Une fois cette affaire bouclée, je le lui dirai, décida-t-elle. Je me concentrerai sur le bébé, sur ma nouvelle vie et…

Elle était manifestement tellement plongée dans ses réflexions qu’elle n’avait pas entendu une question d’Ellington. Ce dernier la dévisageait, comme s’il attendait une réponse.

- Je suis désolée, dit-elle. J’étais perdue dans mes pensées.

Il sourit et répondit :

- Pas de problème. J’ai obtenu une adresse pour William Holland. Il vit en ville, à Northwood. Tu te sens assez en forme pour aller lui rendre visite ?

Honnêtement, ce n’était pas le cas. La journée n’avait pas été excessivement fatigante mais se plonger dans une enquête juste après un séjour en Islande, et avoir peu dormi pendant les trente-six heures précédentes commençait à attaquer ses réserves. Elle savait aussi que le bébé en pleine croissance logé dans son ventre absorbait une partie de son énergie. Cette pensée la fit sourire.

Mais par ailleurs, qu’il s’agisse d’interroger ce type ou de l’arrêter, ce serait relativement rapide. Elle afficha donc son expression « allons attraper les méchants » la plus convaincante et se leva.

- Ouais, allons le saluer.

Ellington l’imita et plongea son regard dans le sien.

- Tu es sûre ? Tu as l’air fatiguée. Tu m’as dit il y a moins d’une demi-heure que tu te sentais un peu crevée.

- Ça va. Je me sens bien.

Il l’embrassa sur le front et hocha la tête.

- Alors d’accord. Je te crois sur parole.

Avec un autre sourire, il se pencha et caressa son ventre avant de se diriger vers la porte.

Il s’inquiète pour moi, pensa-t-elle. Il aime déjà tellement cet enfant que ça le bouleverse. Il sera un si bon père…

Mais avant qu’elle ait le temps de s’appesantir sur cette idée, ils étaient sortis de la chambre et se dirigeaient vers la voiture.
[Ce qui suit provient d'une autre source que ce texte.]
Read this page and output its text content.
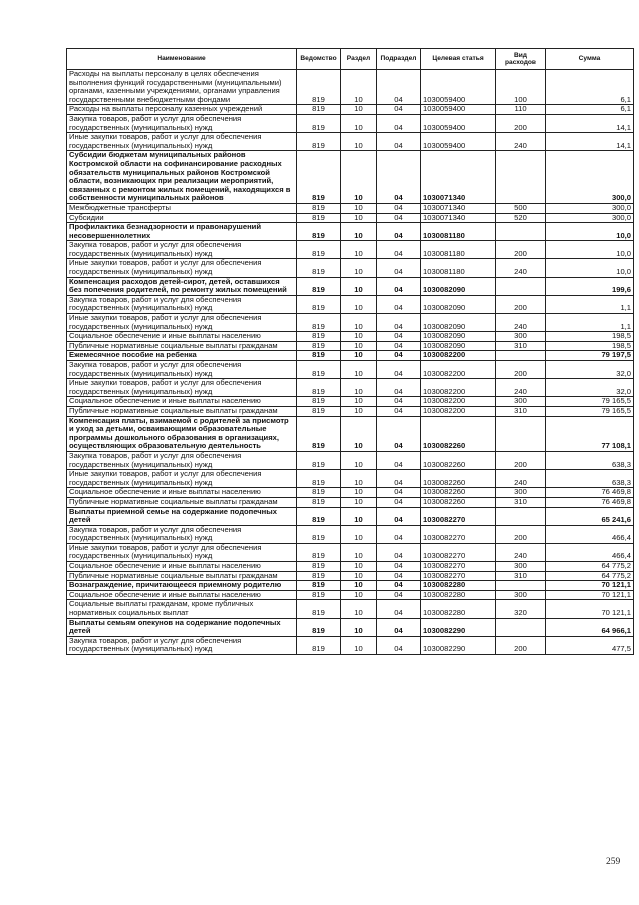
Наименование	Ведомство	Раздел	Подраздел	Целевая статья	Вид расходов	Сумма
Расходы на выплаты персоналу в целях обеспечения выполнения функций государственными (муниципальными) органами, казенными учреждениями, органами управления государственными внебюджетными фондами	819	10	04	1030059400	100	6,1
Расходы на выплаты персоналу казенных учреждений	819	10	04	1030059400	110	6,1
Закупка товаров, работ и услуг для обеспечения государственных (муниципальных) нужд	819	10	04	1030059400	200	14,1
Иные закупки товаров, работ и услуг для обеспечения государственных (муниципальных) нужд	819	10	04	1030059400	240	14,1
Субсидии бюджетам муниципальных районов Костромской области на софинансирование расходных обязательств муниципальных районов Костромской области, возникающих при реализации мероприятий, связанных с ремонтом жилых помещений, находящихся в собственности муниципальных районов	819	10	04	1030071340		300,0
Межбюджетные трансферты	819	10	04	1030071340	500	300,0
Субсидии	819	10	04	1030071340	520	300,0
Профилактика безнадзорности и правонарушений несовершеннолетних	819	10	04	1030081180		10,0
Закупка товаров, работ и услуг для обеспечения государственных (муниципальных) нужд	819	10	04	1030081180	200	10,0
Иные закупки товаров, работ и услуг для обеспечения государственных (муниципальных) нужд	819	10	04	1030081180	240	10,0
Компенсация расходов детей-сирот, детей, оставшихся без попечения родителей, по ремонту жилых помещений	819	10	04	1030082090		199,6
Закупка товаров, работ и услуг для обеспечения государственных (муниципальных) нужд	819	10	04	1030082090	200	1,1
Иные закупки товаров, работ и услуг для обеспечения государственных (муниципальных) нужд	819	10	04	1030082090	240	1,1
Социальное обеспечение и иные выплаты населению	819	10	04	1030082090	300	198,5
Публичные нормативные социальные выплаты гражданам	819	10	04	1030082090	310	198,5
Ежемесячное пособие на ребенка	819	10	04	1030082200		79 197,5
Закупка товаров, работ и услуг для обеспечения государственных (муниципальных) нужд	819	10	04	1030082200	200	32,0
Иные закупки товаров, работ и услуг для обеспечения государственных (муниципальных) нужд	819	10	04	1030082200	240	32,0
Социальное обеспечение и иные выплаты населению	819	10	04	1030082200	300	79 165,5
Публичные нормативные социальные выплаты гражданам	819	10	04	1030082200	310	79 165,5
Компенсация платы, взимаемой с родителей за присмотр и уход за детьми, осваивающими образовательные программы дошкольного образования в организациях, осуществляющих образовательную деятельность	819	10	04	1030082260		77 108,1
Закупка товаров, работ и услуг для обеспечения государственных (муниципальных) нужд	819	10	04	1030082260	200	638,3
Иные закупки товаров, работ и услуг для обеспечения государственных (муниципальных) нужд	819	10	04	1030082260	240	638,3
Социальное обеспечение и иные выплаты населению	819	10	04	1030082260	300	76 469,8
Публичные нормативные социальные выплаты гражданам	819	10	04	1030082260	310	76 469,8
Выплаты приемной семье на содержание подопечных детей	819	10	04	1030082270		65 241,6
Закупка товаров, работ и услуг для обеспечения государственных (муниципальных) нужд	819	10	04	1030082270	200	466,4
Иные закупки товаров, работ и услуг для обеспечения государственных (муниципальных) нужд	819	10	04	1030082270	240	466,4
Социальное обеспечение и иные выплаты населению	819	10	04	1030082270	300	64 775,2
Публичные нормативные социальные выплаты гражданам	819	10	04	1030082270	310	64 775,2
Вознаграждение, причитающееся приемному родителю	819	10	04	1030082280		70 121,1
Социальное обеспечение и иные выплаты населению	819	10	04	1030082280	300	70 121,1
Социальные выплаты гражданам, кроме публичных нормативных социальных выплат	819	10	04	1030082280	320	70 121,1
Выплаты семьям опекунов на содержание подопечных детей	819	10	04	1030082290		64 966,1
Закупка товаров, работ и услуг для обеспечения государственных (муниципальных) нужд	819	10	04	1030082290	200	477,5
259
Ils avançaient avec une telle détermination et une telle rapidité qu’elle se rappela une fois de plus pourquoi elle ne pourrait pas vraiment se concentrer sur ses réflexions au sujet de leur futur ensemble avant la clôture de l’enquête.

CHAPITRE SEPT

Il était dix-neuf heures passées lorsqu’Ellington gara sa voiture devant la maison de William Holland. C’était une petite maison située un peu à l’écart dans un lotissement charmant, le type de maison qui ressemblait plus à un cottage égaré qu’à autre chose. Une seule voiture était garée devant, dans l’allée pavée et plusieurs lumières étaient allumées à l’intérieur.

Ellington frappa à la porte, plein d’assurance. Sa détermination n’était impolie en aucune façon mais il montrait clairement à Mackenzie que chaque fois que sa santé le préoccuperait, il prendrait les devants sur tous les aspects de l’enquête : conduire, frapper aux portes, etc.

L’homme qui ouvrit était d’apparence très soignée, âgé d’une quarantaine d’années. Il portait une paire de lunettes à la mode et un ensemble blazer-pantalon kaki. S’ils en croyaient les effluves qui émanaient de la porte ouverte derrière lui, il avait commandé à chinois pour le dîner.

- William Holland ? demanda Ellington.

- Ouais. Vous êtes ?

Ils montrèrent tous les deux leurs badges. Mackenzie avança d’un pas à ce moment-là.

- Agents White et Ellington, du FBI. Nous savons que vous avez récemment quitté votre poste à Queen Nash.

- Oui, dit Holland, l’air incertain. Mais je ne comprends pas. En quoi cela justifie-t-il une visite du FBI ?

- Pouvons-nous entrer, Monsieur Holland ? demanda Ellington.

Holland réfléchit un instant avant d’accepter.